Criminal justice and National Rifle Association
Innis was long active in criminal justice matters, including the debate over gun control and the Second Amendment. After losing two sons to criminals with guns, he became an advocate for the rights of law-abiding citizens to self-defense. A Life Member of the National Rifle Association, he also served on its governing board. Innis also chaired the NRA's Urban Affairs Committee and was a member of the NRA Ethics Committee, and continued to speak publicly in the US and around the world in favor of individual civilian ownership of firearms, gun issues, and individual rights
Innis lost two of his sons to criminal gun violence. His eldest son, Roy Innis, Jr., was killed at the age of 13 in 1968. His next oldest son Alexander, 26, was shot and slain in 1982.
Innis was noted for two on-air fights in the middle of TV talk shows in 1988. The first in the midst of an argument about the Tawana Brawley case during a taping of the The Morton Downey, Jr. Show, Innis shoved Al Sharpton to the floor. Also that year, Innis was in a scuffle on Geraldo with white supremacist John Metzger. The skirmish started after Metzger, son of White Aryan Resistance founder Tom Metzger, called Innis an "Uncle Tom", and Innis grabbed the seated Metzger's throat, appearing to choke him.
In 1986, Innis challenged incumbent Major Owens in the Democratic primary for the 12th Congressional District, representing Brooklyn. He was defeated by a three-to-one margin.
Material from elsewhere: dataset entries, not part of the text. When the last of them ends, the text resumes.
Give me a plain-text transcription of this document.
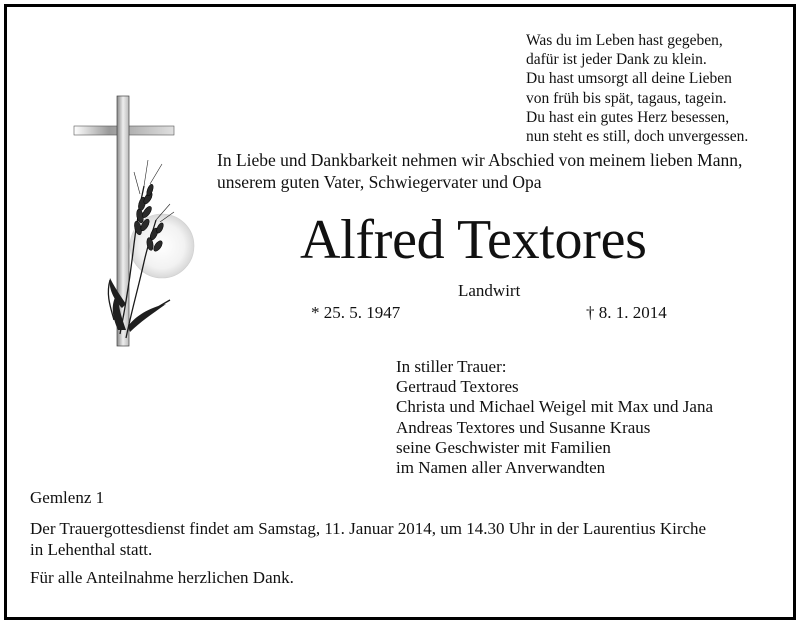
Was du im Leben hast gegeben,
dafür ist jeder Dank zu klein.
Du hast umsorgt all deine Lieben
von früh bis spät, tagaus, tagein.
Du hast ein gutes Herz besessen,
nun steht es still, doch unvergessen.
In Liebe und Dankbarkeit nehmen wir Abschied von meinem lieben Mann,
unserem guten Vater, Schwiegervater und Opa
Alfred Textores
Landwirt
* 25. 5. 1947	† 8. 1. 2014
In stiller Trauer:
Gertraud Textores
Christa und Michael Weigel mit Max und Jana
Andreas Textores und Susanne Kraus
seine Geschwister mit Familien
im Namen aller Anverwandten
Gemlenz 1
Der Trauergottesdienst findet am Samstag, 11. Januar 2014, um 14.30 Uhr in der Laurentius Kirche
in Lehenthal statt.
Für alle Anteilnahme herzlichen Dank.
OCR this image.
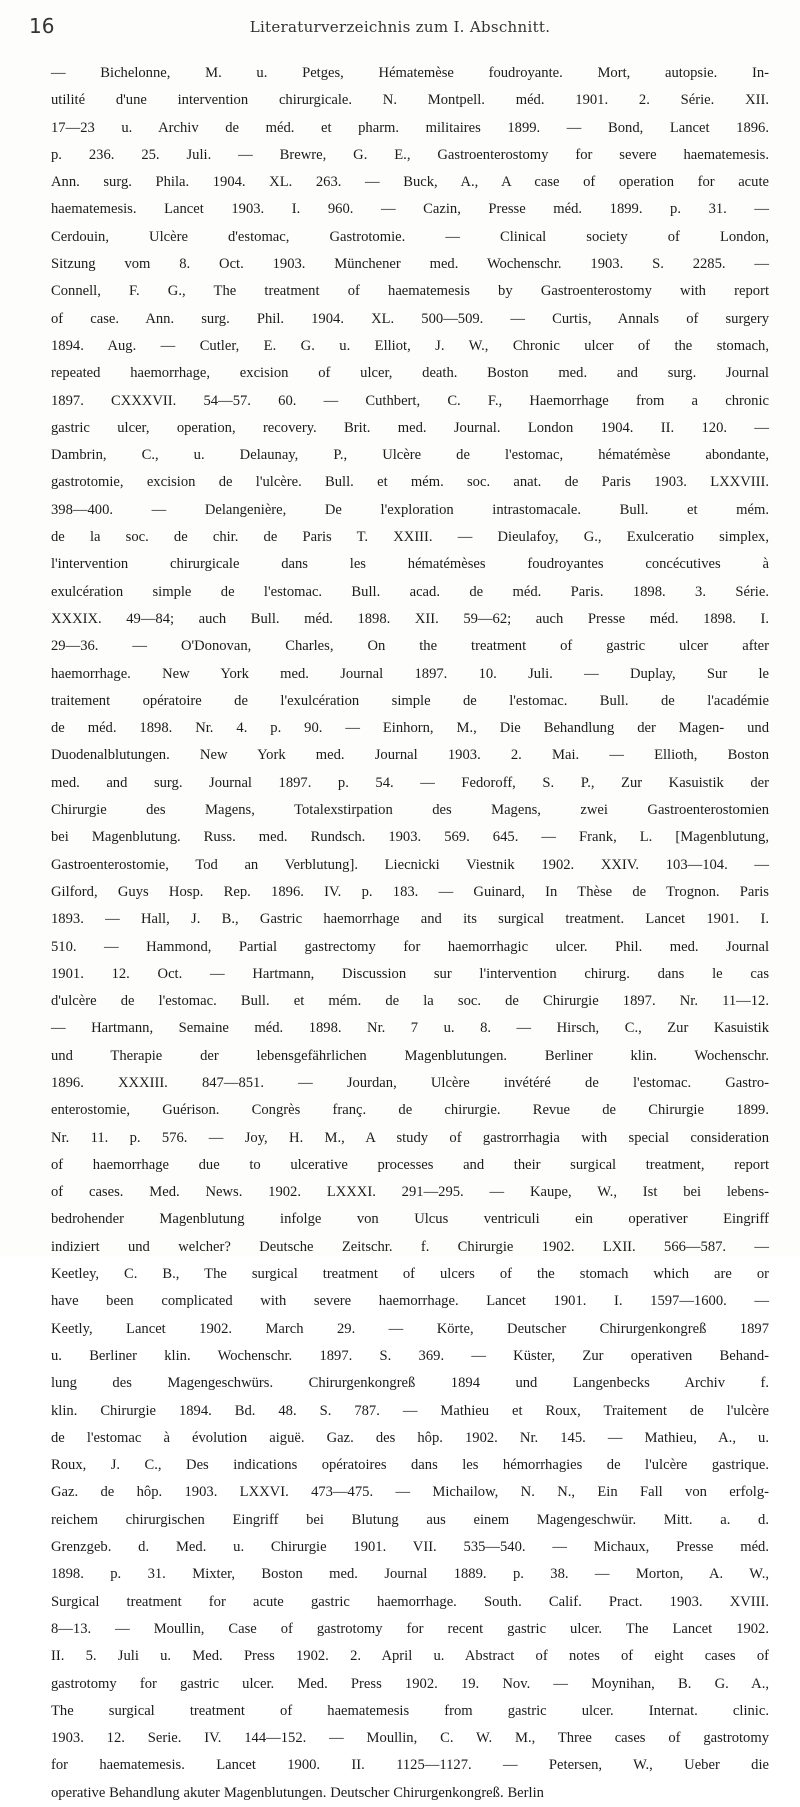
16	Literaturverzeichnis zum I. Abschnitt.
— Bichelonne, M. u. Petges, Hématemèse foudroyante. Mort, autopsie. In-
utilité d'une intervention chirurgicale. N. Montpell. méd. 1901. 2. Série. XII.
17—23 u. Archiv de méd. et pharm. militaires 1899. — Bond, Lancet 1896.
p. 236. 25. Juli. — Brewre, G. E., Gastroenterostomy for severe haematemesis.
Ann. surg. Phila. 1904. XL. 263. — Buck, A., A case of operation for acute
haematemesis. Lancet 1903. I. 960. — Cazin, Presse méd. 1899. p. 31. —
Cerdouin, Ulcère d'estomac, Gastrotomie. — Clinical society of London,
Sitzung vom 8. Oct. 1903. Münchener med. Wochenschr. 1903. S. 2285. —
Connell, F. G., The treatment of haematemesis by Gastroenterostomy with report
of case. Ann. surg. Phil. 1904. XL. 500—509. — Curtis, Annals of surgery
1894. Aug. — Cutler, E. G. u. Elliot, J. W., Chronic ulcer of the stomach,
repeated haemorrhage, excision of ulcer, death. Boston med. and surg. Journal
1897. CXXXVII. 54—57. 60. — Cuthbert, C. F., Haemorrhage from a chronic
gastric ulcer, operation, recovery. Brit. med. Journal. London 1904. II. 120. —
Dambrin, C., u. Delaunay, P., Ulcère de l'estomac, hématémèse abondante,
gastrotomie, excision de l'ulcère. Bull. et mém. soc. anat. de Paris 1903. LXXVIII.
398—400. — Delangenière, De l'exploration intrastomacale. Bull. et mém.
de la soc. de chir. de Paris T. XXIII. — Dieulafoy, G., Exulceratio simplex,
l'intervention chirurgicale dans les hématémèses foudroyantes concécutives à
exulcération simple de l'estomac. Bull. acad. de méd. Paris. 1898. 3. Série.
XXXIX. 49—84; auch Bull. méd. 1898. XII. 59—62; auch Presse méd. 1898. I.
29—36. — O'Donovan, Charles, On the treatment of gastric ulcer after
haemorrhage. New York med. Journal 1897. 10. Juli. — Duplay, Sur le
traitement opératoire de l'exulcération simple de l'estomac. Bull. de l'académie
de méd. 1898. Nr. 4. p. 90. — Einhorn, M., Die Behandlung der Magen- und
Duodenalblutungen. New York med. Journal 1903. 2. Mai. — Ellioth, Boston
med. and surg. Journal 1897. p. 54. — Fedoroff, S. P., Zur Kasuistik der
Chirurgie des Magens, Totalexstirpation des Magens, zwei Gastroenterostomien
bei Magenblutung. Russ. med. Rundsch. 1903. 569. 645. — Frank, L. [Magenblutung,
Gastroenterostomie, Tod an Verblutung]. Liecnicki Viestnik 1902. XXIV. 103—104. —
Gilford, Guys Hosp. Rep. 1896. IV. p. 183. — Guinard, In Thèse de Trognon. Paris
1893. — Hall, J. B., Gastric haemorrhage and its surgical treatment. Lancet 1901. I.
510. — Hammond, Partial gastrectomy for haemorrhagic ulcer. Phil. med. Journal
1901. 12. Oct. — Hartmann, Discussion sur l'intervention chirurg. dans le cas
d'ulcère de l'estomac. Bull. et mém. de la soc. de Chirurgie 1897. Nr. 11—12.
— Hartmann, Semaine méd. 1898. Nr. 7 u. 8. — Hirsch, C., Zur Kasuistik
und Therapie der lebensgefährlichen Magenblutungen. Berliner klin. Wochenschr.
1896. XXXIII. 847—851. — Jourdan, Ulcère invétéré de l'estomac. Gastro-
enterostomie, Guérison. Congrès franç. de chirurgie. Revue de Chirurgie 1899.
Nr. 11. p. 576. — Joy, H. M., A study of gastrorrhagia with special consideration
of haemorrhage due to ulcerative processes and their surgical treatment, report
of cases. Med. News. 1902. LXXXI. 291—295. — Kaupe, W., Ist bei lebens-
bedrohender Magenblutung infolge von Ulcus ventriculi ein operativer Eingriff
indiziert und welcher? Deutsche Zeitschr. f. Chirurgie 1902. LXII. 566—587. —
Keetley, C. B., The surgical treatment of ulcers of the stomach which are or
have been complicated with severe haemorrhage. Lancet 1901. I. 1597—1600. —
Keetly, Lancet 1902. March 29. — Körte, Deutscher Chirurgenkongreß 1897
u. Berliner klin. Wochenschr. 1897. S. 369. — Küster, Zur operativen Behand-
lung des Magengeschwürs. Chirurgenkongreß 1894 und Langenbecks Archiv f.
klin. Chirurgie 1894. Bd. 48. S. 787. — Mathieu et Roux, Traitement de l'ulcère
de l'estomac à évolution aiguë. Gaz. des hôp. 1902. Nr. 145. — Mathieu, A., u.
Roux, J. C., Des indications opératoires dans les hémorrhagies de l'ulcère gastrique.
Gaz. de hôp. 1903. LXXVI. 473—475. — Michailow, N. N., Ein Fall von erfolg-
reichem chirurgischen Eingriff bei Blutung aus einem Magengeschwür. Mitt. a. d.
Grenzgeb. d. Med. u. Chirurgie 1901. VII. 535—540. — Michaux, Presse méd.
1898. p. 31. Mixter, Boston med. Journal 1889. p. 38. — Morton, A. W.,
Surgical treatment for acute gastric haemorrhage. South. Calif. Pract. 1903. XVIII.
8—13. — Moullin, Case of gastrotomy for recent gastric ulcer. The Lancet 1902.
II. 5. Juli u. Med. Press 1902. 2. April u. Abstract of notes of eight cases of
gastrotomy for gastric ulcer. Med. Press 1902. 19. Nov. — Moynihan, B. G. A.,
The surgical treatment of haematemesis from gastric ulcer. Internat. clinic.
1903. 12. Serie. IV. 144—152. — Moullin, C. W. M., Three cases of gastrotomy
for haematemesis. Lancet 1900. II. 1125—1127. — Petersen, W., Ueber die
operative Behandlung akuter Magenblutungen. Deutscher Chirurgenkongreß. Berlin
In the 1993, New York City Democratic Party mayoral primary, Innis challenged incumbent David Dinkins, the first African-American to hold the office. Given his conservative positions on the issues, he explained that "the Democratic Party is the only game in town. It's unfortunate that we have a corrupt one-party, one ideology system in New York City, and I'd like to change that. But being a Democrat doesn't mean you have to be a fool." During his own campaign, Innis also appeared at fundraising events for the Republican candidate Rudolph Giuliani. Innis received 25% of the vote in the four-way race with a majority of his votes coming from multi-ethnic areas, while he failed in less culturally diverse Assembly Districts. Innis lost to Dinkins, who then lost to Giuliani in the general election.
In February 1994, his son, Niger, who ran his primary campaign, suggested that Innis would also challenge incumbent governor Mario Cuomo in the Democratic primary.
In 1998, Innis joined the Libertarian Party and gave serious consideration to running for Governor of New York as the party's candidate that year. He ultimately decided against running, citing time restrictions related to his duties with CORE.